During his visit to Arizona at the beginning of May, President Donald Trump took some time out to comment on his administration’s efforts to help the state’s large Native American population combat the Coronavirus pandemic and, as he put it, to bring attention to “the unprecedented actions my administration has taken to support our treasured Native American communities.” The President said that his administration has improved “the lives of Native American families and tribes more than any administration has done by far.”
That is quite a claim, and it’s not supported by the evidence.
Trump touted the eight billion dollars Congress appropriated to assist American Indian nations, which he claimed, “is the largest single investment in Indian Country in our history.” The President announced as well that the Navajo Nation will receive an additional $600 million in assistance. “That’s a lot,” he said. Trump then asked, according to the White House transcript of the meeting, “Should I renegotiate that? Can we renegotiate that? (Laughter).” “Only if you go up,” said Navajo Nation Vice President Myron Lizer.
Lizer can be forgiven for not laughing. As of May 28th, the Navajo Nation had suffered more than 5000 active cases of COVID-19, and 167 deaths, and the third-highest per capita rate of infection in the Country.
“Since I took office,” Trump continued, “my administration has also worked to repatriate precious Native American artifacts, to protect children in the care of the Indian Health Service, and to make eagle remains more easily accessible for cultural and religious purposes, and to highlight the contributions of Native American veterans throughout the history of our nation.” None of the items on this list are unprecedented, and all are required by laws that predated Trump’s election in 2016.

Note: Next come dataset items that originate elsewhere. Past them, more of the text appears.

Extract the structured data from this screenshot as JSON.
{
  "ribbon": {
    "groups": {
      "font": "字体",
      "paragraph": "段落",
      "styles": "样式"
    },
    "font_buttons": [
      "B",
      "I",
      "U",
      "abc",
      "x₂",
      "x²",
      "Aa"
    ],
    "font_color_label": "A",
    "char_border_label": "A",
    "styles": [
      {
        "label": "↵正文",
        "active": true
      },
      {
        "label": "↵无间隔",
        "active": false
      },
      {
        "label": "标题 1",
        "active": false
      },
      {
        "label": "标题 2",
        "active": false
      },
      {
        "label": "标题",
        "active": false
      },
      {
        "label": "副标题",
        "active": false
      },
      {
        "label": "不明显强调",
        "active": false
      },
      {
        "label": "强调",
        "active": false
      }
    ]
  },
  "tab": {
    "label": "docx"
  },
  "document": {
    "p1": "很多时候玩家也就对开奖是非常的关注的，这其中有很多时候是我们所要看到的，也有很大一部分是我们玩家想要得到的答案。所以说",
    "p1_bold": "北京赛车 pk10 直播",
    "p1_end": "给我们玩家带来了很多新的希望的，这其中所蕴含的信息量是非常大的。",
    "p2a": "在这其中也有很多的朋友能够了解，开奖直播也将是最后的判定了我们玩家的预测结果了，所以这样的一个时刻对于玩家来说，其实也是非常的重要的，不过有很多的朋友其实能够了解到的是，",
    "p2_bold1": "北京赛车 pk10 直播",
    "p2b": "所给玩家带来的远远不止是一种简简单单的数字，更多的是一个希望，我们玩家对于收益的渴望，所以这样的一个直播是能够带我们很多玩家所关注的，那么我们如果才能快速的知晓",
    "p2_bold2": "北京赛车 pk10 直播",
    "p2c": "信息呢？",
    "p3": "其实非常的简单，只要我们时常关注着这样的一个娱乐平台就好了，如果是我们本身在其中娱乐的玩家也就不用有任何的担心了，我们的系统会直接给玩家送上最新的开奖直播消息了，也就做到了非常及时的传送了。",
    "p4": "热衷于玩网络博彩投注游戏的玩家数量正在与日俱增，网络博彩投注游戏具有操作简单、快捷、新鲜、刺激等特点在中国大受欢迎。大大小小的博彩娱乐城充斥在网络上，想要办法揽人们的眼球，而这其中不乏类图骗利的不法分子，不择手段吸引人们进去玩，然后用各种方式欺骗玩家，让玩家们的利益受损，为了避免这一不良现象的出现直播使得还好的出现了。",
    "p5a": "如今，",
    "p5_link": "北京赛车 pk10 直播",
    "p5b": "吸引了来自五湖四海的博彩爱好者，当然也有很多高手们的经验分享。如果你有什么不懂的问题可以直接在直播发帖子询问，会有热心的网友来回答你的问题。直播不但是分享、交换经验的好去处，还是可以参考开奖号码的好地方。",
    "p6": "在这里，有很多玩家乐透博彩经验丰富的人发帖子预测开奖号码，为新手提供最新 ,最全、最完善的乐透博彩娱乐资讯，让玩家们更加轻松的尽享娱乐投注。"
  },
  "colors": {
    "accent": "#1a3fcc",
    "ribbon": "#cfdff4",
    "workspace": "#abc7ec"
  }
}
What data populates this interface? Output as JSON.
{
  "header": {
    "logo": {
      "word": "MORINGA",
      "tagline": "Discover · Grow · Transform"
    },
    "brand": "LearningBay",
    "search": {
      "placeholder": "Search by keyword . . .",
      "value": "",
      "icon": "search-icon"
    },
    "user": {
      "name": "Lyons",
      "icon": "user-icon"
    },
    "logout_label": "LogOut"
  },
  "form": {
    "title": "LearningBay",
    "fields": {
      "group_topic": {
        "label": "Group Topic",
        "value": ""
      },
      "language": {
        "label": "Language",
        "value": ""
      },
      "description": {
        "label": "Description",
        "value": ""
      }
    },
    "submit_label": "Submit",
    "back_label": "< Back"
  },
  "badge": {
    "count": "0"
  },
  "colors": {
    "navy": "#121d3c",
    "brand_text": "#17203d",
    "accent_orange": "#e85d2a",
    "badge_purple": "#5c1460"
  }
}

Make no mistake, Trump’s presidency has been mostly bad for Native Americans. His racist name-calling directed at Elizabeth Warren reinforced damaging stereotypes about Native American identity. Within days of taking office, he authorized completion of the Dakota Access Pipeline and ignored the protestors at Standing Rock, and rolled back protections on sacred sites like the Bears Ears National Monument. His fetish for Andrew Jackson has bothered those who know anything at all about that president’s record concerning Native America, and Trump’s budgets have imposed cuts on the Indian Health Service at a time when additional funding was badly needed. In fact, the $800 billion in funding has been tied up in court as tribes have clashed with the nation on who should receive the payments. He has ignored the problem of police violence towards Native Americans. The President has been more talk than action, and those actions are usually bad.
With one exception.
In November of 2019, the President signed an Executive Order establishing a task force “on Missing and Murdered American Indian and Alaska Natives,” charged with consulting tribal governments “on the scope and nature of the issues” related to missing and murdered women and girls, developing “model protocols and procedures to apply to new and unsolved cases of missing or murdered persons in American Indian and Alaska Native communities,” as well as the “establishment of a multi-disciplinary, multi-jurisdictional team” including representatives from tribal law enforcement agencies and the federal Departments of Justice and Interior.
Dubbed “Operation Lady Justice,” the task force held consultation/listening sessions in January and February of this year but had to shelve the rest of its schedule, which was to have run through the end of July, because of the coronavirus pandemic.
This is a serious problem. According to the Centers for Disease Control found that 49 percent of Native American women have experienced sexual violence. The Department of Justice reported that 34.1 percent of Native American women will be raped during their lifetime, more than for any other ethnic or racial grouping. As President Trump indicated when he signed the Executive order, “the statistics are sobering and heartbreaking.” He said that “more than 5,000 Native American women and girls were reported missing,” and though the majority return home or are found, “too many are still missing and their whereabouts are unknown—and they usually don’t find them.”
It was this task force about which he spoke during his visit to Arizona. He issued a proclamation making May 5th “Missing and Murdered American Indians and Alaska Natives Awareness Day.”
Many of these missing women have been caught in a web of human trafficking, the exact breadth of the problem unknown. It is a problem of great magnitude but hazy borders. In this sense, the President’s effort to bring additional attention to this issue is welcome. More resources are needed. Nearly half of tribal law enforcement agencies who responded to a Government Accountability Office called for the information reported that they believe human trafficking is occurring on tribal lands within their jurisdictions. The President can educate Americans about the problem of missing and murdered women and girls.
These are crimes on the margins. Native communities are poor. They are isolated. The Supreme Court has made the prosecution of non-Indians by tribal law enforcement officers difficult where it is not impossible. Native American history is a story of tragedy, violence, crime, theft, and plunder. It is, at other times, a story of blundering goodwill. Even those who want to do right often do damage. But the harm is not inevitable, and nations, like individuals, have choices. In this one instance, the President and his handlers have made the right one. The Task Force is still on schedule to report to the President sometime after the election. Let’s hope, whatever the outcome in November, that this important first step is not one wasted.